The town provides an array of leisure activities for visitors. A vibrant arts scene, with institutions like the Wayne Center for the Arts and the Ohio Light Opera, offers an enriching cultural experience. Nature enthusiasts can explore the picturesque Secrest Arboretum, part of OARDC, which boasts more than 2,000 plant species spread across its 120 acres. And of course, no visit to Wooster would be complete without a trip to the Local Roots Market & Café (⭑⭑⭑⭑⭑), a year-round market co-op and gift shop. I picked up some exotic flavors of pretzels (speaking of my Pennsylvania roots). By this time– especially after chasing our newest family member, Churro, around the dog park, and making sure he didn’t escape through one gap in the fence- I was beat and ready for yet another cup of coffee, this time at Boo Bear’s Brew (⭑⭑⭑⭑⭑), connected to Local Roots.
Wait– what is this map- wait a minute, I thought this article was travel writing! What are you–
The Urban Future of Wooster?
Ah! You thought I was going to make it through a whole article without talking about the prospects of higher-density urban development? Reader, please! Ye of little faith! Anyway, while Wooster embraces enough of the rolling verdant hill charm that defines the topography and urban typologies of this region to avoid being blanketed exclusively in parking lots (there is no economic logic behind this, but there are a lot of parts of this Ohio that are just gorgeous and I really think it’s a product of people developing strip malls in the flatlands as an alternative where land is much cheaper), it’s got a ways to go.

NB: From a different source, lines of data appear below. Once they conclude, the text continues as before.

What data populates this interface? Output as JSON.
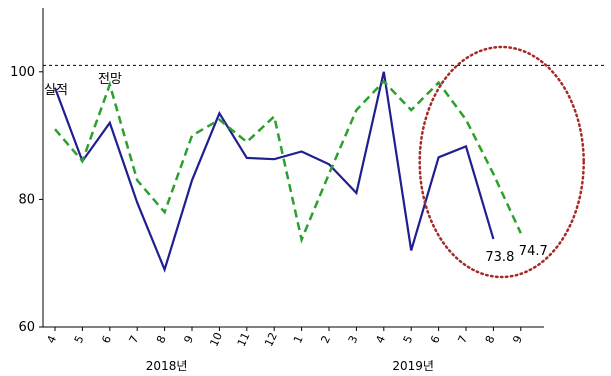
{
  "chart_data": {
    "type": "line",
    "title": "",
    "xlabel": "",
    "ylabel": "",
    "ylim": [
      60,
      110
    ],
    "yticks": [
      60,
      80,
      100
    ],
    "grid": false,
    "x": [
      "4",
      "5",
      "6",
      "7",
      "8",
      "9",
      "10",
      "11",
      "12",
      "1",
      "2",
      "3",
      "4",
      "5",
      "6",
      "7",
      "8",
      "9"
    ],
    "year_labels": [
      {
        "text": "2018년",
        "index": 4
      },
      {
        "text": "2019년",
        "index": 13
      }
    ],
    "reference_line": 101,
    "series": [
      {
        "name": "실적",
        "style": "solid",
        "color": "#1f1f8f",
        "values": [
          97.5,
          86,
          92,
          79.5,
          69,
          83,
          93.5,
          86.5,
          86.3,
          87.5,
          85.5,
          81,
          100,
          72,
          86.6,
          88.3,
          73.8,
          null
        ]
      },
      {
        "name": "전망",
        "style": "dashed",
        "color": "#2ca02c",
        "values": [
          91,
          86,
          98,
          83,
          78,
          90,
          92.5,
          89,
          93,
          73.7,
          84,
          94,
          98.5,
          94,
          98.3,
          92.5,
          84,
          74.7
        ]
      }
    ],
    "annotations": [
      {
        "text": "73.8",
        "series": 0,
        "index": 16
      },
      {
        "text": "74.7",
        "series": 1,
        "index": 17
      }
    ],
    "highlight": {
      "shape": "ellipse",
      "style": "dotted",
      "color": "#a52a2a",
      "index_range": [
        14,
        17
      ]
    }
  }
}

Most of the parking downtown I encountered was free parking. This means a few things. First, it means that the land use isn’t remotely optimized. Second, it means that the city is subsidizing free parking. And third, importantly, it means that some bozo is eventually going to throw a hissy fit when demand increases to the point that the city fathers begin to consider that we might want to start charging for parking. They should do this now, obviously, but they should also focus on converting the ample parkingscape in the town to– wait for it- buildings.
Personally, I would love to live in a town like Wooster. But the things that are going to make places like Wooster vibrant, interesting, and prosperous for years to come are the things that these towns have, by and large, ignored, not for any other reason than because low real estate prices doesn’t exactly drive aggressive (or progressive) densification. But as I always say, people are going to build– the question is whether you want them to build out (sprawl) or up (cities). The first option creates externalities in the form of traffic and higher infrastructure costs. The latter relies on infrastructure that already exists, and it creates new businesses, new demand for products, new labor, and, overall, builds a more sustainable city. Cities like this can modernize their development paradigm and still maintain the good vibes of small town America. But they cannot afford to stand still, especially against the tidal forces of suburbanization that continue to challenge downtown growth.